The Potential Jeopardy with the Demise of the Chevron Deference

The Potential Jeopardy with the Demise of the Chevron Deference

Let’s start with some history because it’s the only way to make sense of why I’m writing about U.S. Supreme Court cases related to commercial fishing today. Congress makes bills. The president signs these bills into law. These laws often specify only broad goals and have inherent ambiguity. Executive agencies are then charged with developing operational regulations consistent with the statutes.

So, where does Chevron come in?
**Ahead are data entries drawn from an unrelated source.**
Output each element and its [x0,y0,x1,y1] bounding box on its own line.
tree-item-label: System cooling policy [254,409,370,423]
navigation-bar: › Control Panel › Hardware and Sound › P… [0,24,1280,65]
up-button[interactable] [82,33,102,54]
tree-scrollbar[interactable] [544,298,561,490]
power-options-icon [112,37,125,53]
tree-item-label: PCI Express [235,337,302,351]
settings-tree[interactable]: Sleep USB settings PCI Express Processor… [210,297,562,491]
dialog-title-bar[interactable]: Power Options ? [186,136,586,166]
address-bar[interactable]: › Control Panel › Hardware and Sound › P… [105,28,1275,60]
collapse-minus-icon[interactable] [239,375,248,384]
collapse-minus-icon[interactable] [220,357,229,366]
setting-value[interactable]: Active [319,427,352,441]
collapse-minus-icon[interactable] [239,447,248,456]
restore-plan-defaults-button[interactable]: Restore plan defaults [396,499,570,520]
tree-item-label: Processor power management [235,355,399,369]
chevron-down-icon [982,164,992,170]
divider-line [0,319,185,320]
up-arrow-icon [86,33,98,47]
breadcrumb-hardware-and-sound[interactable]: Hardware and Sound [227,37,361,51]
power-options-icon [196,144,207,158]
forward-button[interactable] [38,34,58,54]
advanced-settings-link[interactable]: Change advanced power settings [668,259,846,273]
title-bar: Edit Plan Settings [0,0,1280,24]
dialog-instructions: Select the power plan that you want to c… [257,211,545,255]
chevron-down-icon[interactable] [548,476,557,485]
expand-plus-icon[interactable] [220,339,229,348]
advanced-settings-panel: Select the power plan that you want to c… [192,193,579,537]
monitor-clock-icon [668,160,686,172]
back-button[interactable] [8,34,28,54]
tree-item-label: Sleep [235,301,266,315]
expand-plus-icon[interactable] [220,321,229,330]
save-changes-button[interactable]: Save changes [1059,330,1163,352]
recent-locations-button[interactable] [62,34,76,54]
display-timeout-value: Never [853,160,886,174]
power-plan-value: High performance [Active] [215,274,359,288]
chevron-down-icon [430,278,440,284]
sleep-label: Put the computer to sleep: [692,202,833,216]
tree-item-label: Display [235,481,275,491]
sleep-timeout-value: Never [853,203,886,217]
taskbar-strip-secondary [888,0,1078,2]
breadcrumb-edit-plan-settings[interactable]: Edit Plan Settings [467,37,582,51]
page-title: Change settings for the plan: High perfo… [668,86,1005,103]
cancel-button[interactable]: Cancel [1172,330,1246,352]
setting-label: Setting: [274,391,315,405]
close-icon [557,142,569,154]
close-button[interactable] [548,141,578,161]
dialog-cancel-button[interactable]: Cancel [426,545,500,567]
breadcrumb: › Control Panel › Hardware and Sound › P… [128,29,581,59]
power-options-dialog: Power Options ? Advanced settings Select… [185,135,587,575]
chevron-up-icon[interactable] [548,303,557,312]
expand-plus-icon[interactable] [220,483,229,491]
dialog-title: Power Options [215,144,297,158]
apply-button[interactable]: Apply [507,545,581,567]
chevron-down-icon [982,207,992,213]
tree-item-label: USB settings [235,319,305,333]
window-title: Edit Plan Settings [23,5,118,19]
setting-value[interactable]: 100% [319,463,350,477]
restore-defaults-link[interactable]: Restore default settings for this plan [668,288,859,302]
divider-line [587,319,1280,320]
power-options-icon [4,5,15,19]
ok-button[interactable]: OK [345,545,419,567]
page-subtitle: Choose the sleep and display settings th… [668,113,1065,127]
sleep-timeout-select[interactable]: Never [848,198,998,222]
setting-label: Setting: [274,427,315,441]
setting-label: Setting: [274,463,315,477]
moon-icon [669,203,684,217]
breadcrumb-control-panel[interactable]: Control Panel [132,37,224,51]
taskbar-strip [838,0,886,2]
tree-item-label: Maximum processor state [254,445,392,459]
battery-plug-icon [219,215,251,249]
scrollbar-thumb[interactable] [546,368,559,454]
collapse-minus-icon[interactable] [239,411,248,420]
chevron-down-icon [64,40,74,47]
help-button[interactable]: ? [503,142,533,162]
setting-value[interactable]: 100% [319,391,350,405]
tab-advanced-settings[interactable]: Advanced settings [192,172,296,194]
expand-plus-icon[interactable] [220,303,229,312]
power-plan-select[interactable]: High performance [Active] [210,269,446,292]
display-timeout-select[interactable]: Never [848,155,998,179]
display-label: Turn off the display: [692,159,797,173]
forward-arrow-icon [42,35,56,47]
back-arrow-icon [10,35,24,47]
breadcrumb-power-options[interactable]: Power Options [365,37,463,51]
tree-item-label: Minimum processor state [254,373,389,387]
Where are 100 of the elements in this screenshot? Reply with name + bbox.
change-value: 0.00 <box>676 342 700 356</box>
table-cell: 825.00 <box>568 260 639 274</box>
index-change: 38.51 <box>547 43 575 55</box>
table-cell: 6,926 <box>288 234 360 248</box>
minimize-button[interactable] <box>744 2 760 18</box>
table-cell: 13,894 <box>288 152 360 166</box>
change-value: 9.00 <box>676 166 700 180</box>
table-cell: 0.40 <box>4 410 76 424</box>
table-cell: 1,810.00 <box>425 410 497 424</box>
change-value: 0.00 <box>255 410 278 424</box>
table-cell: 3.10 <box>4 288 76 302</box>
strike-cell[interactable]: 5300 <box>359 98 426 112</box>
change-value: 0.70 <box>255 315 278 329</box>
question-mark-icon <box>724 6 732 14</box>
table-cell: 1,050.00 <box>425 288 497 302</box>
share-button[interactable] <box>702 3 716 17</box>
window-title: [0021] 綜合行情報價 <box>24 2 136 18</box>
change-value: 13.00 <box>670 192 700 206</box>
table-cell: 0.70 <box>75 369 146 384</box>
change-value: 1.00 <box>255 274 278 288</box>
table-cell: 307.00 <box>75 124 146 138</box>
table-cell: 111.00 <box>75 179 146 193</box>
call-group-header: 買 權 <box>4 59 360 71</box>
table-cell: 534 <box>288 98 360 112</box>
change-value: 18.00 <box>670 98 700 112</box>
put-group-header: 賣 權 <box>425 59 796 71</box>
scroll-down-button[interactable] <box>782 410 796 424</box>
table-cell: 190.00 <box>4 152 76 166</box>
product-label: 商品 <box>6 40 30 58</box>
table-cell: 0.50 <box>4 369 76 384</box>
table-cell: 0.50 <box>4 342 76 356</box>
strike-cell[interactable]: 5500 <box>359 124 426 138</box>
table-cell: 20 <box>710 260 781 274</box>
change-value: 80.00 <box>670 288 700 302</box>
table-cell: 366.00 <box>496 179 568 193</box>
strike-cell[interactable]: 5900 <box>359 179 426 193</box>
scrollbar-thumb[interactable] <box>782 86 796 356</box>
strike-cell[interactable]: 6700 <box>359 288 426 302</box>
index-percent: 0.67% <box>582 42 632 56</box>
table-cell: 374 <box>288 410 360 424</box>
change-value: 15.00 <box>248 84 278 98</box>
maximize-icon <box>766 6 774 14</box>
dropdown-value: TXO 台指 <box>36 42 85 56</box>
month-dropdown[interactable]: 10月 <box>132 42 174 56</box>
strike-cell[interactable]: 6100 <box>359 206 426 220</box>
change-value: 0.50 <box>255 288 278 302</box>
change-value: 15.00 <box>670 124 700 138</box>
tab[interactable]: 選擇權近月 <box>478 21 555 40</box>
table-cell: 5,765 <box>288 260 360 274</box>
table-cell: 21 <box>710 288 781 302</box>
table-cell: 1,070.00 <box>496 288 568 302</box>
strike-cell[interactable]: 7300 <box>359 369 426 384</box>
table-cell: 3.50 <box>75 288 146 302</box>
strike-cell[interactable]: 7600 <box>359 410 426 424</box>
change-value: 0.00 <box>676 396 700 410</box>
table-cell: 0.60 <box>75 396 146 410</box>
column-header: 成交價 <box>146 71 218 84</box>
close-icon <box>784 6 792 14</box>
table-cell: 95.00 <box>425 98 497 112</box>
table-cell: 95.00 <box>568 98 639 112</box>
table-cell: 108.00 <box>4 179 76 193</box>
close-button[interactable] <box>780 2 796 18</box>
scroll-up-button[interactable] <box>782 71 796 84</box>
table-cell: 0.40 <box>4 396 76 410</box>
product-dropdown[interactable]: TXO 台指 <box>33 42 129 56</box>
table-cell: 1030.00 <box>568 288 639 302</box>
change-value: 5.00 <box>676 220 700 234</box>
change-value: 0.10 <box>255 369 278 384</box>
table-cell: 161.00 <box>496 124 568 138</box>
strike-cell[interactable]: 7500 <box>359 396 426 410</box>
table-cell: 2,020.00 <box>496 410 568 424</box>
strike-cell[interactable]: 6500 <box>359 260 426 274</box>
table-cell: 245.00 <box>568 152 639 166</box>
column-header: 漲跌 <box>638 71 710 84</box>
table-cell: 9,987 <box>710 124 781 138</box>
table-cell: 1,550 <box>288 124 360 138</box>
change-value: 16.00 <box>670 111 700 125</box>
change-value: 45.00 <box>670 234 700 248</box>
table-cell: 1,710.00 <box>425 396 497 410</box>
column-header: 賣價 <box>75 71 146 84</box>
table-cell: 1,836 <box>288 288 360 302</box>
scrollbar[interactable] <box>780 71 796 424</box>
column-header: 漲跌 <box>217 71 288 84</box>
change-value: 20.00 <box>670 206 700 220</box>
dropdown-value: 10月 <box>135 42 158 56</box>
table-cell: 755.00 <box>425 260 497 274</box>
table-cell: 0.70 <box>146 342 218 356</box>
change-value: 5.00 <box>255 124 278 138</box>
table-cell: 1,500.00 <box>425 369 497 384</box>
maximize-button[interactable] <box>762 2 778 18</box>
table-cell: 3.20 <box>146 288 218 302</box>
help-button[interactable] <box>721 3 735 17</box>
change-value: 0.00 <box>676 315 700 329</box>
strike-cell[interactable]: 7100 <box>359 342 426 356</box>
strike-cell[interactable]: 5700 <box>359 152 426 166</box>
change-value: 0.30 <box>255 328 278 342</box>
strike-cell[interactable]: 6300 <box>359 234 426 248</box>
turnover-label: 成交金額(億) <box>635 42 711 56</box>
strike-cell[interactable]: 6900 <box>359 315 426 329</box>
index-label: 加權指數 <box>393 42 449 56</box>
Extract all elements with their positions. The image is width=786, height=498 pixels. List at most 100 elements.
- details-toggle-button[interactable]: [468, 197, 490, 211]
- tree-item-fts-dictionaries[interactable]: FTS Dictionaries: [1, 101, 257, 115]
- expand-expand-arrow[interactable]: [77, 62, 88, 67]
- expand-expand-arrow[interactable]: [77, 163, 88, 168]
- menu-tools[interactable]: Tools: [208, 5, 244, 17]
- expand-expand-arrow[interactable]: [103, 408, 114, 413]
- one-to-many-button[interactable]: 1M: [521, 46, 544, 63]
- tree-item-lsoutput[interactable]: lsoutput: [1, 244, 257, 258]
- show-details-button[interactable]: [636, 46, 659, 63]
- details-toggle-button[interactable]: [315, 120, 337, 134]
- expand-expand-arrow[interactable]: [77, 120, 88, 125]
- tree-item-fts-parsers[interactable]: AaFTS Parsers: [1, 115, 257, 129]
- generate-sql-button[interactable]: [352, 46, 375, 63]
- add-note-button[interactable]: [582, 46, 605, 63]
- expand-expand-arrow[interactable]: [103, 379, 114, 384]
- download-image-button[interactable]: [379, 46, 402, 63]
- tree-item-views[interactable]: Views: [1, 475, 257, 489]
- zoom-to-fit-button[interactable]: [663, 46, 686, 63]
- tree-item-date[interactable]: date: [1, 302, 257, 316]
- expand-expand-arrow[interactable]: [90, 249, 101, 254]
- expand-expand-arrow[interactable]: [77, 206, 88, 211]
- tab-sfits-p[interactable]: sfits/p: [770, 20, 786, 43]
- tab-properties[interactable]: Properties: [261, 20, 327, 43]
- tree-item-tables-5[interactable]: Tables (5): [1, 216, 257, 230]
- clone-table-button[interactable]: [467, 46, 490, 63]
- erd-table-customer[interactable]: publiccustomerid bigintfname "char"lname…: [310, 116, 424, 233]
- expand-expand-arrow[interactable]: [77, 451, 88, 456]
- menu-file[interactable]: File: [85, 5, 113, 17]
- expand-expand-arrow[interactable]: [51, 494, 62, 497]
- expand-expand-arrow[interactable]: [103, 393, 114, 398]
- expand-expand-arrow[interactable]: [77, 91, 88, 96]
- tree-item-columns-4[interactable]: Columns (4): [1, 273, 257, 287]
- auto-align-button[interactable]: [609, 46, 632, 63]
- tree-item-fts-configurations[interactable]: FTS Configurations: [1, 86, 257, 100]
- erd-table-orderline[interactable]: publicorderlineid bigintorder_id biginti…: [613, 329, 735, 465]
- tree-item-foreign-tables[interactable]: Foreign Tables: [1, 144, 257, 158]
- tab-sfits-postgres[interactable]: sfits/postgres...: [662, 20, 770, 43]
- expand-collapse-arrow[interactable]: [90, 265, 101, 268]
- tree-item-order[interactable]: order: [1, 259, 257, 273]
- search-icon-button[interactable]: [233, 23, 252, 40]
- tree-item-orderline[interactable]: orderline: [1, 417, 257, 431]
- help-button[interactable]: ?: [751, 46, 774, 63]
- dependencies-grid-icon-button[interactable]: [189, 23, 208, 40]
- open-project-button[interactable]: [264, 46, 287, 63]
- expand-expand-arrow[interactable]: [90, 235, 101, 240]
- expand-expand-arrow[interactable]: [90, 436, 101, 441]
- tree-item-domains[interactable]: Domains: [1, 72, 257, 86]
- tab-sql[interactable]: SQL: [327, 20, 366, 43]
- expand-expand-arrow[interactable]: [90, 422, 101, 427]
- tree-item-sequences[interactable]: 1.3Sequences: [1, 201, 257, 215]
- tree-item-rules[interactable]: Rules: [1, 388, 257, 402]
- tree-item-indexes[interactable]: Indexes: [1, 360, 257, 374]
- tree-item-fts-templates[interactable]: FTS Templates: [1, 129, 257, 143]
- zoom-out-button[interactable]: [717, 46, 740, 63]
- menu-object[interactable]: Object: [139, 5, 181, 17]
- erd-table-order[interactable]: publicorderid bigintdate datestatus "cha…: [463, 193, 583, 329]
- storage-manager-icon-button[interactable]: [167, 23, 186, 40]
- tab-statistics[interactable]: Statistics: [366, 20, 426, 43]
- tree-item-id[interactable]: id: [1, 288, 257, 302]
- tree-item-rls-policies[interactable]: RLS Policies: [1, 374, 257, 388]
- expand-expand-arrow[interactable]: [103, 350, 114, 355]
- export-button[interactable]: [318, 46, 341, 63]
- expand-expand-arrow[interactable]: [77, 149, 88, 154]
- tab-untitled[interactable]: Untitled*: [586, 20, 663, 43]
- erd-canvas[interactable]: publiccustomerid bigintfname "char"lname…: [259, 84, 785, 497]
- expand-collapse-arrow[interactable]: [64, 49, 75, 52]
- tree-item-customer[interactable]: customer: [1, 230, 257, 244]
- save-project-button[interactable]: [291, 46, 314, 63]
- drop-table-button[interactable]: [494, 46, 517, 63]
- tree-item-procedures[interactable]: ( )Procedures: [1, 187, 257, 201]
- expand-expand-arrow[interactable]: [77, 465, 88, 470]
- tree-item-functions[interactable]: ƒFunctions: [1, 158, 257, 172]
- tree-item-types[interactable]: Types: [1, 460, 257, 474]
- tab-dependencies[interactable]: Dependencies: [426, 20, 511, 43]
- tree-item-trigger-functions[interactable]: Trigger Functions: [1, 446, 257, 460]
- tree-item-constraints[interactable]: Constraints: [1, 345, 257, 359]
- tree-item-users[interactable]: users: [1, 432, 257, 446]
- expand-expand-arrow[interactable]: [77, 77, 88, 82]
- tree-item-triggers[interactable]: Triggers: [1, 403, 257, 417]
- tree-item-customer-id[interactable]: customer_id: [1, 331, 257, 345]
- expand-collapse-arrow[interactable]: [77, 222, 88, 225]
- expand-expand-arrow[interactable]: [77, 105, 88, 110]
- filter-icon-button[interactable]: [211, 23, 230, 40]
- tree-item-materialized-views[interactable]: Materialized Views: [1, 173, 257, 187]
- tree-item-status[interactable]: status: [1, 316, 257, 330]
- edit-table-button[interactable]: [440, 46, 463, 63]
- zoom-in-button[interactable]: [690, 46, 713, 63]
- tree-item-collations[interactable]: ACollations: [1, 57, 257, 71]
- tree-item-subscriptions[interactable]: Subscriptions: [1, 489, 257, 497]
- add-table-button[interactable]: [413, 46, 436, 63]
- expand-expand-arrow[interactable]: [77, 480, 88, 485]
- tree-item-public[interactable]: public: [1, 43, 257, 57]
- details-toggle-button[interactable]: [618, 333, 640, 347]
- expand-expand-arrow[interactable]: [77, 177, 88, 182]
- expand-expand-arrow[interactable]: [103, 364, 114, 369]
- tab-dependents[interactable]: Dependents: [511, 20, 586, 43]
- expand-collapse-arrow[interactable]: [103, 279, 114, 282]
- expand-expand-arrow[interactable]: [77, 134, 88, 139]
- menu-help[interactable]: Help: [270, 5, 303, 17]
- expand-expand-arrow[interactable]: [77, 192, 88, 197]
In 1984, the Supreme Court decided Chevron v. Natural Resources Defense Council, Inc. It’s an important case. It has been cited nearly 20,000 times by courts and nearly 100,000 times in briefs. The central question in the suit was what the limitations of agency interpretation of statutes were. The case has been crucial to the efficient functioning of executive agencies for 40 years. The decision has also allowed Congress to draft intentionally broad legislation so details can be left to agencies. In short, the decision, based on resolving ambiguous legislation, has encouraged 40 years of more ambiguous legislation.

At issue is a deceptively simple question, and that is who gets to interpret the law when a statute is ambiguous? “Chevron deference” imposes a two-part test. First, a court must determine if a law is ambiguous. If it is unambiguous, then the court must follow it. If the law is ambiguous, then the court determines whether the agency interpretation is “reasonable” or “permissible.” Under Chevron, a court must accept a reasonable interpretation. But courts may reject unreasonable agency interpretation of ambiguous statutes.

The Chevron doctrine arose because judges seemed to be partisan in interpreting regulations. This resulted in widely disparate interpretations across various courts. Without Chevron, the courts are essentially the policymakers. One might legitimately ask: what’s the difference between a politically appointed judge making a policy decision and a politically appointed agency employee? The main difference is that administrative agencies use highly trained experts to interpret and carry out federal laws. A judge? Well, he or she is just a lawyer without billable hours.

In 2000, the Major Questions Doctrine, which I’ve reported on before, added an additional limitation to agency authority. The doctrine requires that courts presume that Congress does not delegate issues of major political or economic significance unless the delegation is explicit.

So, what happens if the current Supreme Court overturns Chevron?

First, there’s 40 years of ambiguous legislation that would be subject to litigation. A prime example is inpatient care. Nothing in healthcare is more ambiguous than the definition of an inpatient. The current operational definition belongs to the Centers for Medicare & Medicaid Services (CMS), not the Social Security Act, and everyone seems to hate it. Without Chevron, it’s subject to litigation.

Second, there may be wide disparity in District Court outcomes.

Consider a very real possibility that the Two-Midnight Rule could be accepted, rejected, or modified in different jurisdictions. Consider the possibility that every hospital that refunded money in a U.S. Department of Health and Human Services (HHS) Office of Inspector General (OIG) or Department of Justice (DOJ) investigation now wants remediation of a potentially unnecessary refund.

Based on oral arguments, it seems that Chevron will be changed. We have the possibility that monolithic federal regulations could be reduced to regulatory rubble.